Forse non tutti sanno che le radici di Puma sono le stesse di Adidas.
Rudi Dassler, dopo parecchi dissidi con il fratello Adolf, il fondatore di Adidas, si allontana dall'azienda nel 1948 e ne crea una per conto suo dandole il nome del temibile felino, sempre a Herzogenaurach in Germania.
Nonostante l'agguerrita concorrenza, anche Puma riesce a ritagliarsi una grossa popolarità nelle scarpe sportive da calcio e da atletica soprattutto con la scelta di concentrarsi sul mercato americano ed in particolare su quello brasiliano.

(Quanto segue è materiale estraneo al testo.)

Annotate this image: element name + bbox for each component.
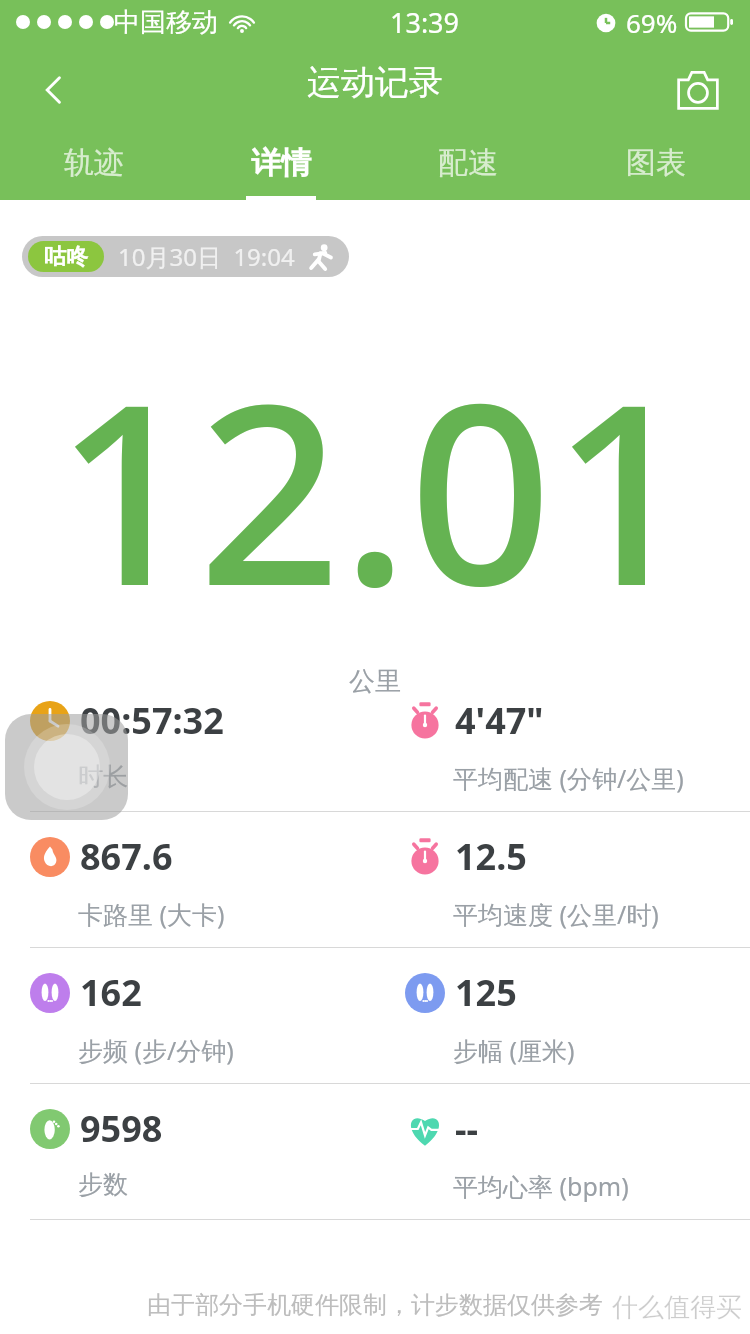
staticText: 125 (455, 968, 517, 1017)
staticText: 公里 (349, 665, 401, 698)
staticText: 时长 (78, 761, 128, 792)
staticText: 什么值得买 (612, 1291, 742, 1324)
button[interactable]: 12.5 (375, 812, 750, 947)
staticText: 867.6 (80, 832, 173, 881)
staticText: 12.01 (55, 318, 695, 659)
button[interactable]: 咕咚 (22, 236, 349, 277)
button[interactable]: -- (375, 1084, 750, 1219)
button[interactable]: Back (20, 56, 88, 124)
button[interactable]: 00:57:32 (0, 676, 375, 811)
staticText: 12.5 (455, 832, 527, 881)
button[interactable]: 867.6 (0, 812, 375, 947)
button[interactable]: 9598 (0, 1084, 375, 1219)
button[interactable]: 125 (375, 948, 750, 1083)
staticText: 步频 (步/分钟) (78, 1033, 234, 1067)
staticText: 步数 (78, 1169, 128, 1200)
button[interactable]: 轨迹 (0, 140, 187, 201)
button[interactable]: 4'47" (375, 676, 750, 811)
staticText: 10月30日 19:04 (118, 240, 295, 273)
staticText: 图表 (626, 144, 686, 182)
staticText: 4'47" (455, 696, 544, 745)
button[interactable]: 详情 (187, 140, 374, 201)
staticText: 13:39 (390, 4, 460, 41)
staticText: 中国移动 (114, 6, 218, 39)
staticText: 步幅 (厘米) (453, 1033, 575, 1067)
button[interactable]: 图表 (562, 140, 750, 201)
button[interactable]: 162 (0, 948, 375, 1083)
staticText: 配速 (438, 144, 498, 182)
staticText: 卡路里 (大卡) (78, 897, 225, 931)
staticText: 162 (80, 968, 142, 1017)
staticText: 咕咚 (44, 243, 88, 271)
staticText: 69% (626, 5, 678, 40)
staticText: -- (455, 1104, 479, 1153)
staticText: 轨迹 (64, 144, 124, 182)
staticText: 9598 (80, 1104, 163, 1153)
staticText: 详情 (251, 144, 311, 182)
staticText: 平均速度 (公里/时) (453, 897, 659, 931)
button[interactable]: Camera (660, 52, 736, 128)
staticText: 运动记录 (307, 61, 443, 104)
staticText: 平均配速 (分钟/公里) (453, 761, 684, 795)
staticText: 平均心率 (bpm) (453, 1169, 629, 1203)
button[interactable]: 配速 (374, 140, 562, 201)
staticText: 由于部分手机硬件限制，计步数据仅供参考 (147, 1290, 603, 1320)
staticText: 00:57:32 (80, 696, 224, 745)
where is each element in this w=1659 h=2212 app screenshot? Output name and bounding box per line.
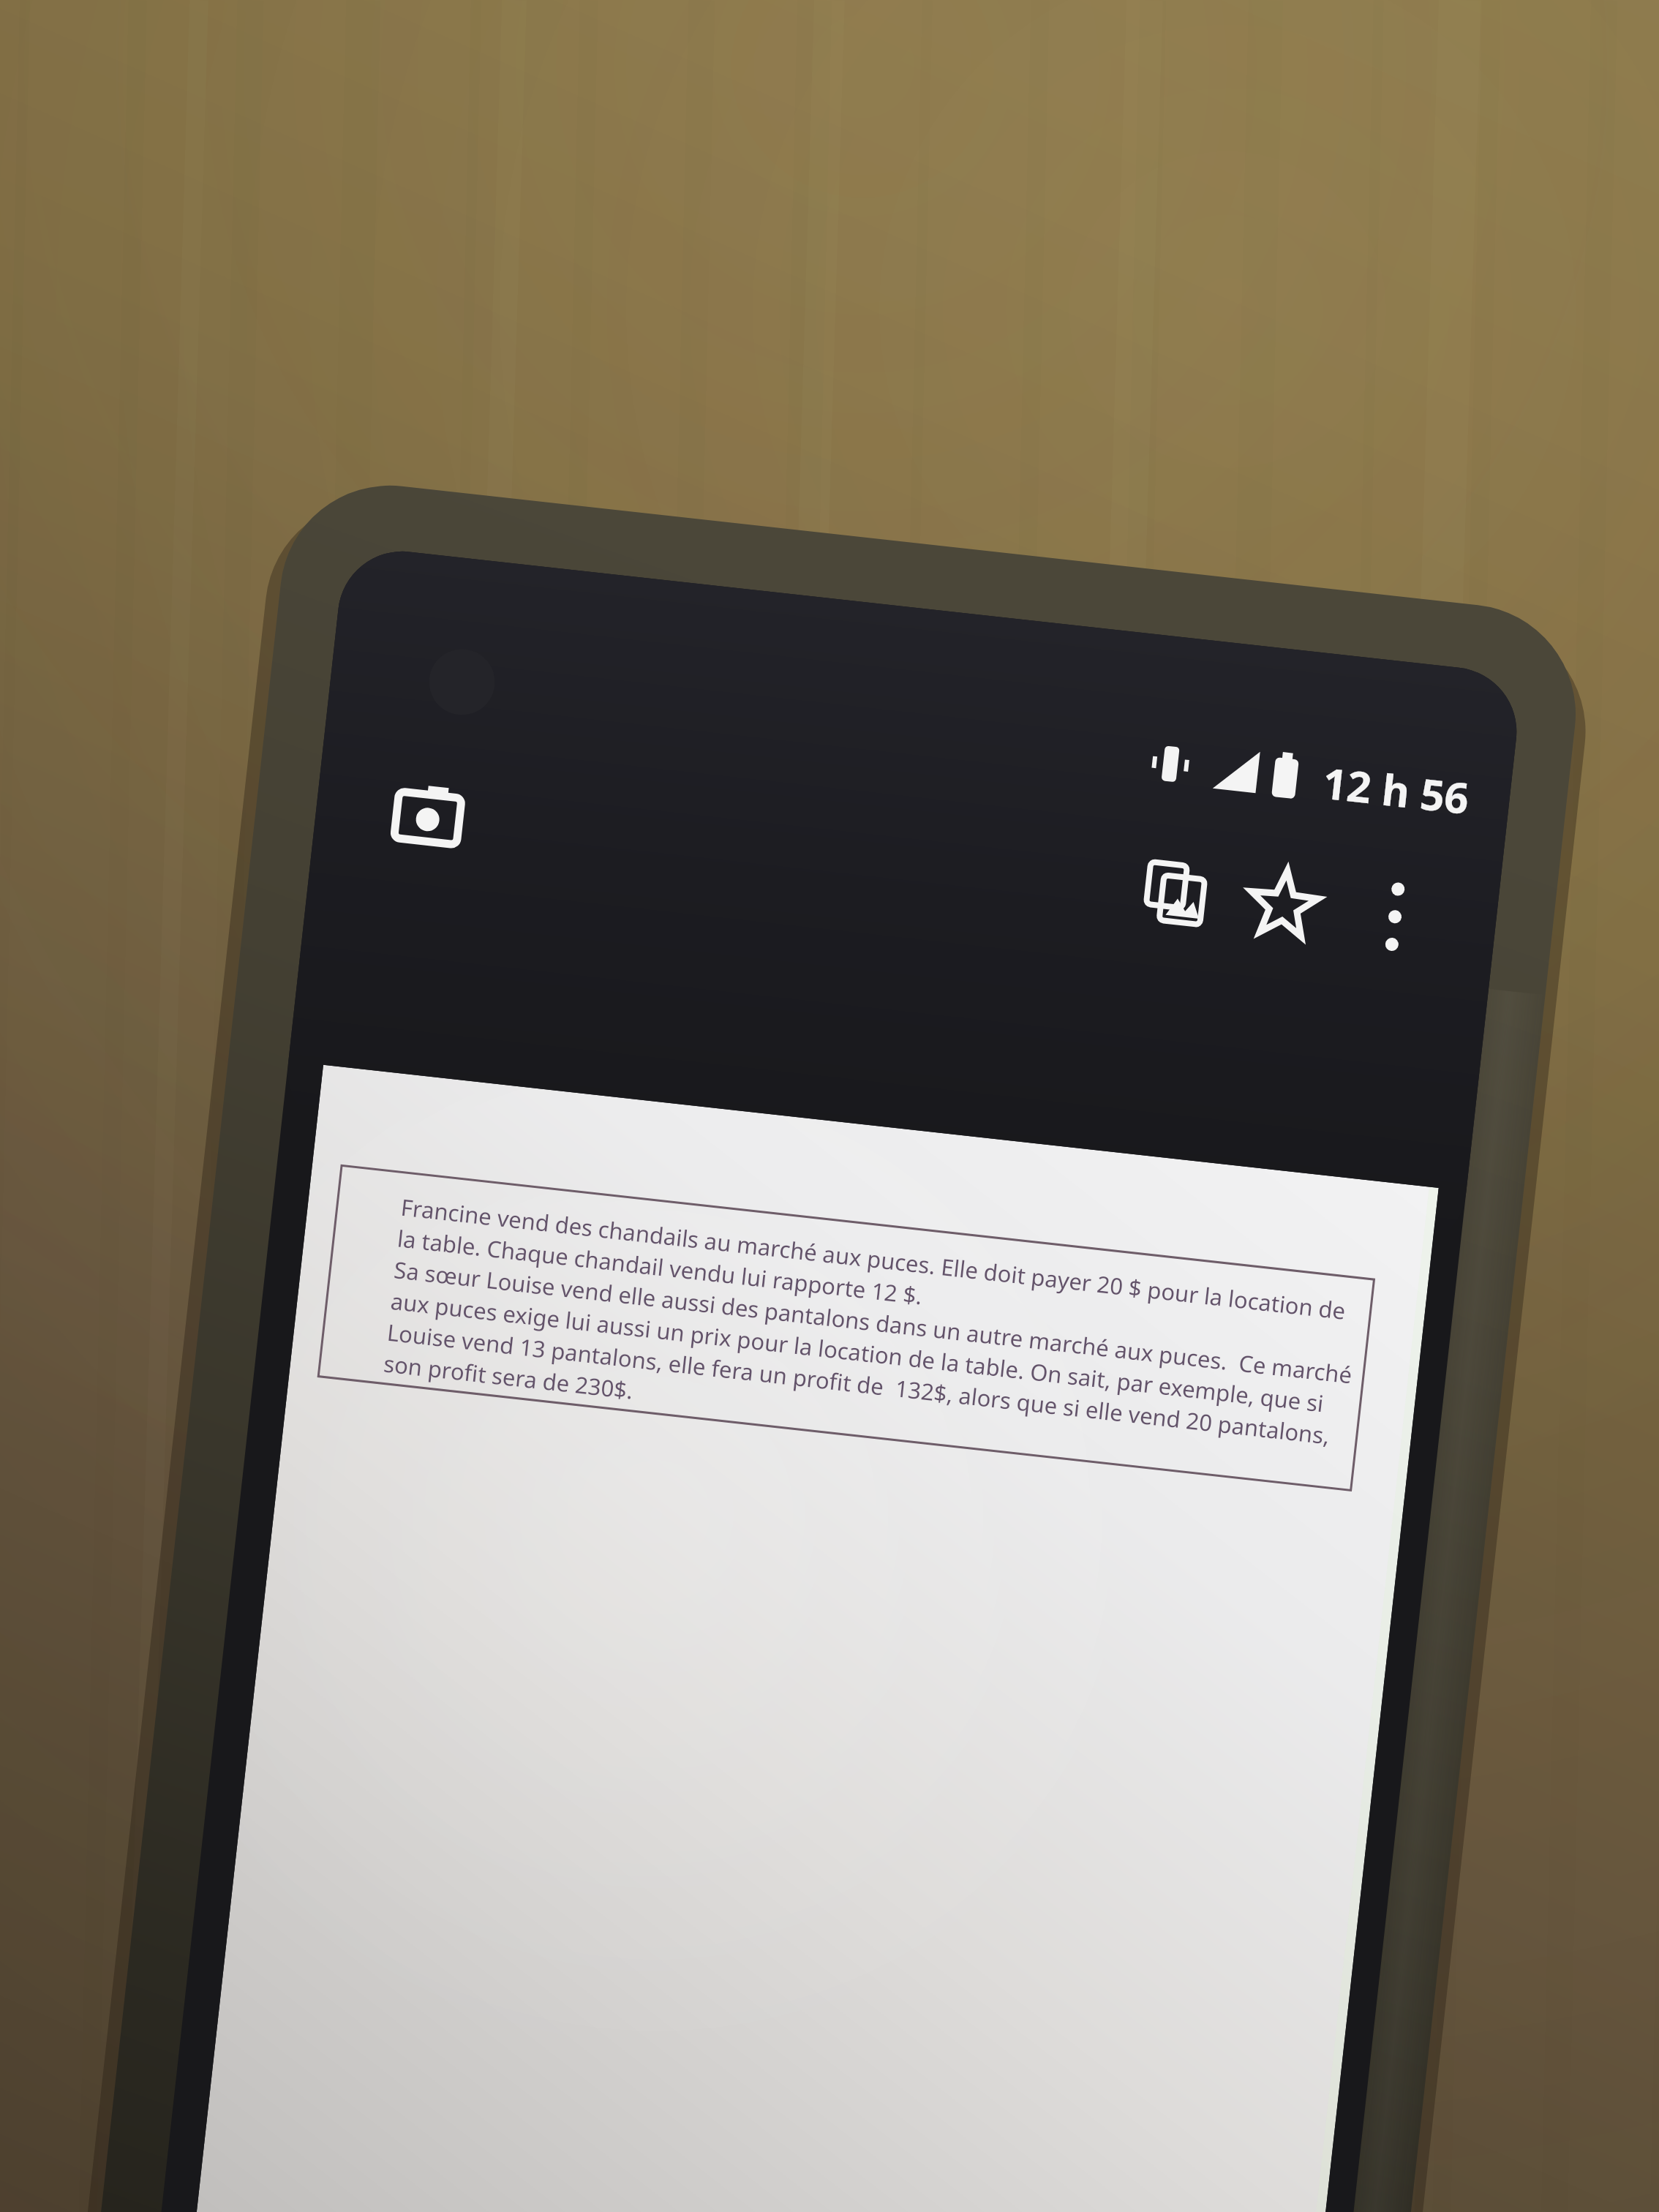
button[interactable]: All scans [1105,824,1240,958]
button[interactable]: More options [1329,851,1461,982]
button[interactable]: Take photo [358,748,497,887]
button[interactable]: Favourite [1216,838,1351,973]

La sponsorizzazione del mitico Pelè, come di tutta la nazionale brasiliana dal 1958 fino a tutti gli anni settanta , nonchè quella della superstar portoghese Eusebio, con le scarpe da calcio " Puma king", sono per l'azienda di Rudi Dassler un grosso veicolo pubblicitario.
Per non parlare poi delle leggendarie "Puma suede" indossate da 2 uomini altrettanto leggendari: Thomas Smith e John Carlos, gli sprinter che alle olimpiadi di Città del Messico nel 1968 salgono sul podio con il pugno chiuso nel famoso segno di protesta del Black Power contro la discriminazione razziale.
Per tutti gli anni settanta Puma è nell'olimpo delle scarpe sportive: le scarpe da calcio, da atletica e da tennis sono indossate dagli atleti più famosi, i modelli più classici incominciano ad essere indossati dai giovani di tutto il mondo entrando nelle mode delle culture giovanili; ma la crisi è alle porte e per una ventina di anni sarà una costante dell'azienda.
Negli anni novanta Puma è ad un passo dal fallimento che viene
evitato per poco.
Puma allora decide di cambiare strategia e di puntare sul settore
della moda per non scomparire definitivamente.
Mai scelta fu più azzeccata.
Vengono riproposti e rivisitati i vecchi modelli di successo in collaborazione
con stilisti famosi e per Puma riparte una seconda epoca d’oro.